AT&T (which has owned DirecTV since last July) this week announced its intention to launch three new DirecTV plans that will give customers streaming access to DirecTV content over the internet - with no satellite TV subscription or bulky dish required.
AT&T claims you will be able to watch from "virtually any device", and explains:
"Our 3 new affordable video offers will be designed for customers looking for premium content with choice and flexibility in what they want to watch and how they want to watch it. We plan for each service to come with a set number of simultaneous sessions. Also, these services will not require annual contracts, satellite dishes or set-top boxes."
The three future options:
- DIRECTV Now: A range of on demand and live programming, including "much of what is available from DirecTV today" - with various bundled content package options you will be able to subscribe to.
- DIRECTV Mobile: A cheaper "mobile-first" user experience for premium video directly on smartphones, available to customers on any wireless provider.
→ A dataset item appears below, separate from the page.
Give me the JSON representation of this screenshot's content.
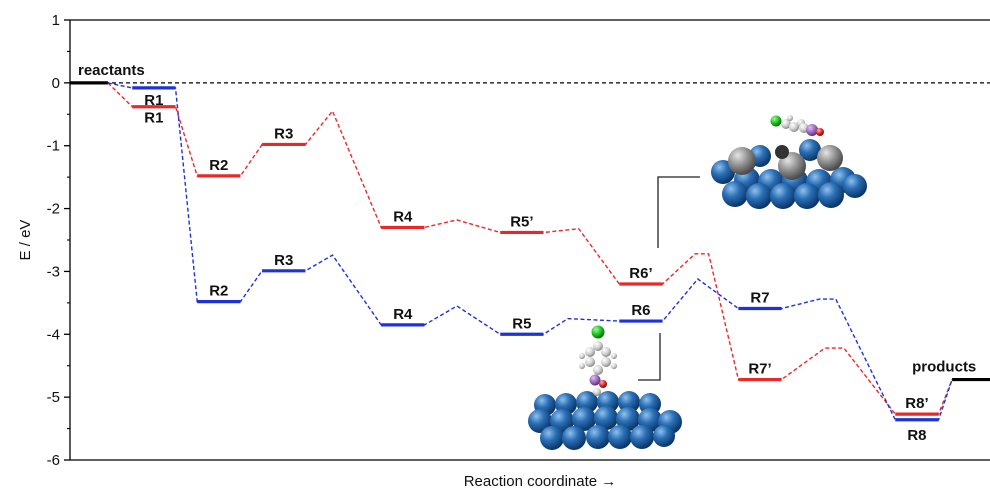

Presumably, AT&T may actively block output to larger screens (like Verizon's Go90 does), but this is not confirmed.
- DIRECTV Preview: A free ad-supported service, with "millennial-focused video" that sounds likely to be AT&T's clone of Verizon's Go90.
The potential for getting at DirecTV content on the go is of course appealing to entertainment hungry RVers - but only if it can be streamed without blowing through your data limits.
So...
The Big Question: Will Mobile Streaming Be Free?
Verizon launched its Go90 video streaming service in October 2015, and earlier this month made Go90 free to stream for all Verizon postpaid plan customers - allowing unlimited viewing without the data usage counting against monthly data plan limits.
And AT&T in January brought back its Unlimited Data Plan as an option for AT&T customers who also subscribe to traditional residential DirecTV - opening the door to unlimited streaming for those select few.
And of course - T-Mobile's Binge On feature allows all T-Mobile customers to stream both Go90 and DirecTV, as well as 40+ other video services, without it consuming any data.
But will AT&T follow Verizon's lead to make these new DirecTV plans available to all AT&T customers, with video streaming not counting against data caps?
That remains an unanswered question that AT&T has refused to comment on, likely because the FCC is still investigating the potential network neutrality implications of carriers favoring their own services at the expense of competitors.
After all - why burn your data watching Netflix, if you can watch all the DirecTV you want?
New Plan Still A Long Ways Off
AT&T seems to be waiting for Verizon and T-Mobile to clear away the legal hurdles around zero-rated video that does not count against your monthly data caps
The announcement this week is actually mostly just a tease to let the world know that AT&T intends to play in the mobile video streaming world too - but actual pricing and bundle details will not be announced until much later this year.
AT&T has said it will not even be launching these three new DirecTV options until Q4 2016, so we still have a long time to wait.
But the potential hope of getting online access to DirecTV goodness is exciting to a lot of RVers, many of whom would love to ditch the dish to regain some storage space in a bay or roof space for solar panels.
Assuming the packages and pricing end up being worthwhile, that is.